The world moves forward, understanding improves, and research needs become ever more sophisticated. As research administrators and researchers alike have pointed out for years, the needs of the sector evolve as research sophistication increases.
Bluntly put, more sophistication demands more funds.
But it’s not just the rising costs of facilities, staff and materials, or the ceaseless march of advancing technology drives those costs. Sophisticated and complex research is a magnet for ever-evolving regulation.
Here’s just one example: the more universities commit to digital transformation (an enabler of greater sophistication in not just research but also in education), the greater their cybersecurity risks. In response, legislative amendments have made cybersecurity obligations levied upon universities more complex.

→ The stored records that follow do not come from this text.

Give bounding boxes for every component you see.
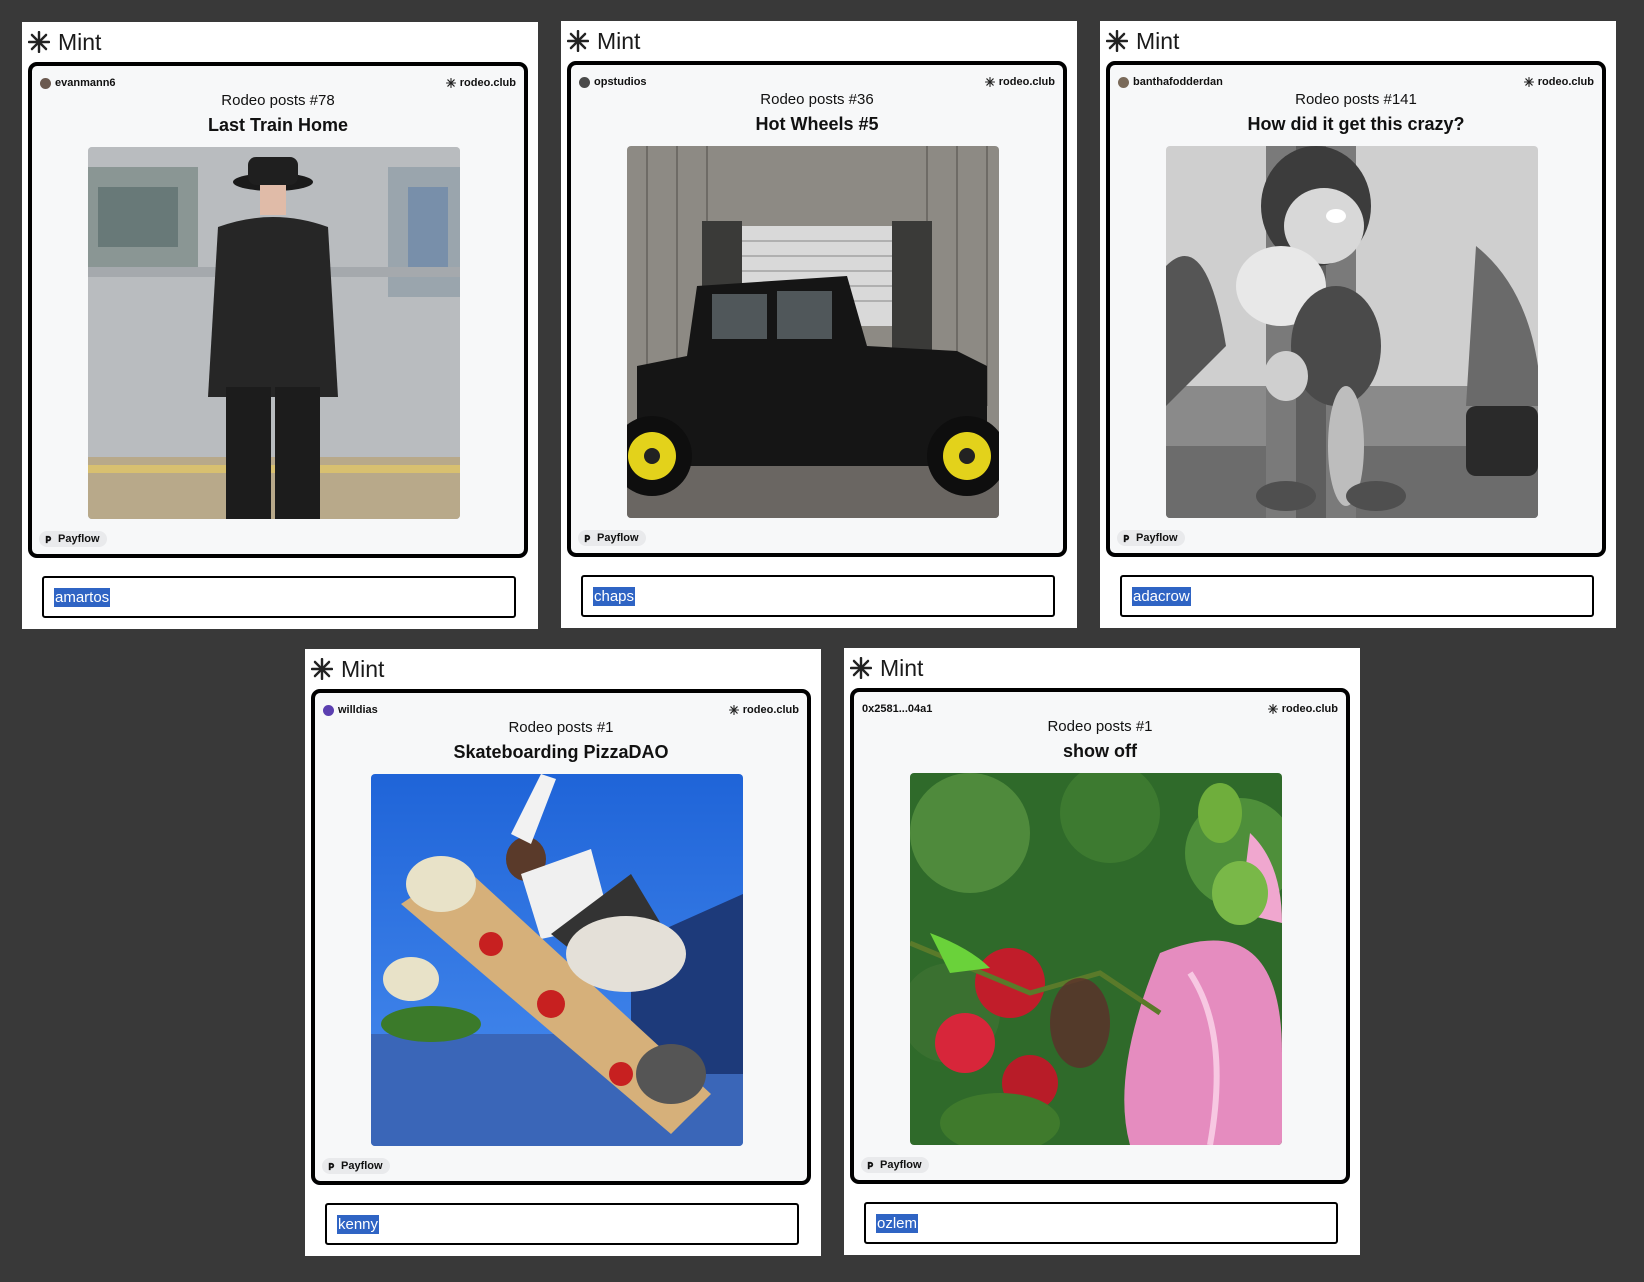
rodeo-star-icon [1524,77,1534,87]
post-count: Rodeo posts #1 [1047,718,1153,735]
payflow-icon [1122,534,1131,543]
payflow-icon [583,534,592,543]
payflow-badge[interactable]: Payflow [578,530,646,546]
post-author[interactable]: opstudios [579,76,647,88]
rodeo-star-icon [1268,704,1278,714]
post-author[interactable]: evanmann6 [40,77,116,89]
avatar [40,77,51,89]
post-card[interactable]: opstudios rodeo.club Rodeo posts #36 Hot… [567,61,1067,557]
mint-frame-3: Mint banthafodderdan rodeo.club Rodeo po… [1100,21,1616,628]
mint-header[interactable]: Mint [1100,21,1616,61]
post-card[interactable]: banthafodderdan rodeo.club Rodeo posts #… [1106,61,1606,557]
post-count: Rodeo posts #1 [508,719,614,736]
mint-star-icon [1106,30,1128,52]
author-name: willdias [338,704,378,716]
rodeo-star-icon [446,78,456,88]
post-count: Rodeo posts #36 [760,91,874,108]
site-link[interactable]: rodeo.club [985,76,1055,88]
mint-label: Mint [1136,27,1180,54]
post-title: Skateboarding PizzaDAO [453,742,669,762]
payflow-badge[interactable]: Payflow [1117,530,1185,546]
mint-label: Mint [58,28,102,55]
author-name: 0x2581...04a1 [862,703,933,715]
mint-star-icon [567,30,589,52]
payflow-badge[interactable]: Payflow [39,531,107,547]
input-value: ozlem [876,1213,919,1233]
payflow-label: Payflow [1136,532,1178,544]
username-input[interactable]: chaps [581,575,1055,617]
payflow-label: Payflow [597,532,639,544]
username-input[interactable]: ozlem [864,1202,1338,1244]
post-author[interactable]: 0x2581...04a1 [862,703,932,715]
mint-header[interactable]: Mint [561,21,1077,61]
post-image [88,147,460,519]
payflow-icon [44,535,53,544]
site-link[interactable]: rodeo.club [729,704,799,716]
mint-header[interactable]: Mint [844,648,1360,688]
post-card[interactable]: 0x2581...04a1 rodeo.club Rodeo posts #1 … [850,688,1350,1184]
mint-frame-1: Mint evanmann6 rodeo.club Rodeo posts #7… [22,22,538,629]
mint-frame-4: Mint willdias rodeo.club Rodeo posts #1 … [305,649,821,1256]
avatar [323,704,334,716]
payflow-label: Payflow [58,533,100,545]
author-name: opstudios [594,76,647,88]
post-author[interactable]: willdias [323,704,378,716]
payflow-label: Payflow [341,1160,383,1172]
input-value: amartos [54,587,111,607]
site-label: rodeo.club [1537,76,1594,88]
rodeo-star-icon [985,77,995,87]
post-title: Last Train Home [207,115,349,135]
mint-frame-2: Mint opstudios rodeo.club Rodeo posts #3… [561,21,1077,628]
post-author[interactable]: banthafodderdan [1118,76,1223,88]
post-card[interactable]: willdias rodeo.club Rodeo posts #1 Skate… [311,689,811,1185]
username-input[interactable]: amartos [42,576,516,618]
site-link[interactable]: rodeo.club [1524,76,1594,88]
payflow-badge[interactable]: Payflow [322,1158,390,1174]
input-value: adacrow [1132,586,1191,606]
site-link[interactable]: rodeo.club [446,77,516,89]
input-value: chaps [593,586,636,606]
post-title: How did it get this crazy? [1247,114,1465,134]
post-title: Hot Wheels #5 [755,114,879,134]
site-label: rodeo.club [742,704,799,716]
mint-header[interactable]: Mint [305,649,821,689]
payflow-badge[interactable]: Payflow [861,1157,929,1173]
post-image [1166,146,1538,518]
post-title: show off [1063,741,1137,761]
mint-label: Mint [341,655,385,682]
post-image [910,773,1282,1145]
site-label: rodeo.club [459,77,516,89]
mint-frame-5: Mint 0x2581...04a1 rodeo.club Rodeo post… [844,648,1360,1255]
avatar [1118,76,1129,88]
mint-star-icon [850,657,872,679]
post-card[interactable]: evanmann6 rodeo.club Rodeo posts #78 Las… [28,62,528,558]
site-label: rodeo.club [1281,703,1338,715]
mint-header[interactable]: Mint [22,22,538,62]
post-image [371,774,743,1146]
mint-star-icon [311,658,333,680]
username-input[interactable]: adacrow [1120,575,1594,617]
site-label: rodeo.club [998,76,1055,88]
mint-label: Mint [597,27,641,54]
payflow-label: Payflow [880,1159,922,1171]
rodeo-star-icon [729,705,739,715]
post-image [627,146,999,518]
mint-star-icon [28,31,50,53]
mint-label: Mint [880,654,924,681]
avatar [579,76,590,88]
site-link[interactable]: rodeo.club [1268,703,1338,715]
post-count: Rodeo posts #141 [1295,91,1417,108]
author-name: evanmann6 [55,77,116,89]
author-name: banthafodderdan [1133,76,1223,88]
post-count: Rodeo posts #78 [221,92,335,109]
payflow-icon [327,1162,336,1171]
username-input[interactable]: kenny [325,1203,799,1245]
payflow-icon [866,1161,875,1170]
input-value: kenny [337,1214,380,1234]
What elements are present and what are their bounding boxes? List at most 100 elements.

Other examples might include the iterative changes to ERA and EI, which always levy their own administrative costs upon universities and take thousands of hours of labour, or perhaps how increased international collaboration in research has been met with a new national security process.
The problem of funding more and more complex research always attracts commentary about revenue. It should also create conversations about the costs of administration, because—if we’re honest—rising research sophistication is very rarely accompanied by concomitant rises in systems or process sophistication. Unsophisticated and inefficient systems and processes exacerbate administrative overheads, and in the end, they mean that universities don’t really extract the full value from what funding they do get.
Australian universities are doing world-class, complex and sophisticated research, but their support structures are often decades out of date, and no longer fit for the purposes to which they’re put. They’re still subject to old and inefficient systems and processes, like:
- Systems lack integration and require data to be exported, rearranged and imported again elsewhere
- Research budgets are kept in spreadsheets which are then emailed around to relevant recipients
- Accrued technical debt encumbers processes, leaving them inappropriate for their modern uses
- There’s double, and even triple, handling of information, exposing processes to unnecessary human error
All of these inefficiencies take time and cost money, and every one of them can deliver stronger return on investment than the current industry standard. An evolving landscape of research sophistication and cost, universities must ensure their systems and processes are the equal of their sophisticated, complex, world-class research outputs.